- Title: 127 Hours
- IMDB: link
There are certain movies that become impossible to separate from your specific movie-going experience. 127 Hours is such a movie for me.
I had heard the advance hype on Danny Boyle’s dramatic and joyous 127 Hours from the festival circuit: People are passing out in the theater because one particular scene in the movie is so intense.
Without giving too much away, the film is based on the true story of college student Aron Ralston (played by James Franco), who found his right arm trapped under a boulder on a solo mountaineering weekend in a remote Utah canyon. The infamous scene occurs towards the end of the film.
Through a combination of sound effects and music (along with the added dread of knowing what was coming for the 80 minutes leading up to the scene), Boyle created a sequence that had me raising one hand in front of my face. There is certainly a bit of a gory element to it, but that is unavoidable—and I humbly submit that it’s not the gore that is so affecting.

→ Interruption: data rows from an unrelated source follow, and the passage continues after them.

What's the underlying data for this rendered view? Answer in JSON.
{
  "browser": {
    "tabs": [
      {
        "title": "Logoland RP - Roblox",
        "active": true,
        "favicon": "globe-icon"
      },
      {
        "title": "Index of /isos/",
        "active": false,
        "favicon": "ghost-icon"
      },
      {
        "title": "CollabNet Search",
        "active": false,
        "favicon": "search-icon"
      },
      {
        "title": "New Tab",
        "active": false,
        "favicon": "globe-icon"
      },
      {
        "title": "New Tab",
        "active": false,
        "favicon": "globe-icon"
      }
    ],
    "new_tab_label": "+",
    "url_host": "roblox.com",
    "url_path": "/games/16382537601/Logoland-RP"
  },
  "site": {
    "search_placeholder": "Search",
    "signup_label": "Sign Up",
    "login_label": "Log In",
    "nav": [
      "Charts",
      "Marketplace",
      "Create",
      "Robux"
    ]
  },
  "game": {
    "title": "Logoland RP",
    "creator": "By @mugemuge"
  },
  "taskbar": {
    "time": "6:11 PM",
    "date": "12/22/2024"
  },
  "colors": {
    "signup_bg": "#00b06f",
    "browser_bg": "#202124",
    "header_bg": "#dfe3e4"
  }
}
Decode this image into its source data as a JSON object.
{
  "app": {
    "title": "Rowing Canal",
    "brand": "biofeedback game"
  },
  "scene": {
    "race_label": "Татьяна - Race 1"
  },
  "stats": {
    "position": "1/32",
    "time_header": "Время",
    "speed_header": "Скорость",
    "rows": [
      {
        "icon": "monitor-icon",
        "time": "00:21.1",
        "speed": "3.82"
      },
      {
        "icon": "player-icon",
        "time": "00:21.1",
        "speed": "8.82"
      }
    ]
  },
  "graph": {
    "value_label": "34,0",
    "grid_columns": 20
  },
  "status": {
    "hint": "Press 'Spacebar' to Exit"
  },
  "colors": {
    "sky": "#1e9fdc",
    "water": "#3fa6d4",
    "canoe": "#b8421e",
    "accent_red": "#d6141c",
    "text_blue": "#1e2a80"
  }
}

Whatever it was, it caused a man in the screening I was in to actually pass out. If there ever was a moment to prove that people all react to movies differently, this was it. The word “seizure” was being thrown around, and I heard he wasn’t the only one who passed out. Regardless, the lights came up, emergency crews were called, and he was helped out of the theater on his feet.
To ignore the power of Boyle’s film after witnessing something like that is just plain stupid. Did I have a similar reaction? No, but I will say this: Boyle doesn’t pull all the obvious heartstring-tugging moves that some filmmakers would have in a movie like this—just some of them.
He establishes Ralston’s devil-may-care independence through organic means: Ralston doesn’t tell anyone where he’s going and he waves goodbye to his co-worker with his back turned on the way out the door. He plays music in his headphones nonstop and hops around treacherous holes in the ground like he’s invincible.
It is only after Ralston becomes trapped that he slows down enough to reflect on his life and assess what his friends and family mean to him. Rather than getting all weepy, Boyle shows us honest flashbacks from a guy who hasn’t taken life too seriously yet. When he does flashback to family events, the moments are fleeting and presented without all the melodramatic fussiness that other directors might resort to.
On the other hand, his “premonitions,” as they are identified in the epilogue text, skirt awful close to manipulative. I preferred thinking they were hallucinations and not having the term defined for me by the film.
The music is snappy, loud, and upbeat for most of the film, which may seem weird for a heavy survival drama, but it’s appropriate for a twentysomething thrill-seeker. Even when things get dire for Ralston, Boyle presents his situation with almost as much humor as pathos. Directorial flourishes like an imagined laugh track are key to breaking up the innate stillness of the story.
What is remarkable about 127 Hours is that Boyle was able to create a successful forward-moving drama out of the simple elements at hand (no pun intended). Some may cringe at outwardly stylized elements like his use of split screen, but even that bold stroke supports the film’s thesis of how culture can function as a mass of people who barely take the time to look up.
Franco is the perfect leading man for a movie like this because he’s naturalistic, convincing, and likable, even while playing a cocky guy. In lesser hands, Ralston’s confidence could have come across as overbearing, but Franco makes it easy to empathize with him. Plus, holding an audience’s attention for that long in one spot is no small task.
Like Slumdog Millionaire, Boyle is able to make what could be a depressing slog of a movie seem joyous and triumphant. Those who trumpet the director as a master of style aren’t paying attention to how vividly his style supports the storytelling.
Just ask the people who have been physically affected by watching 127 Hours.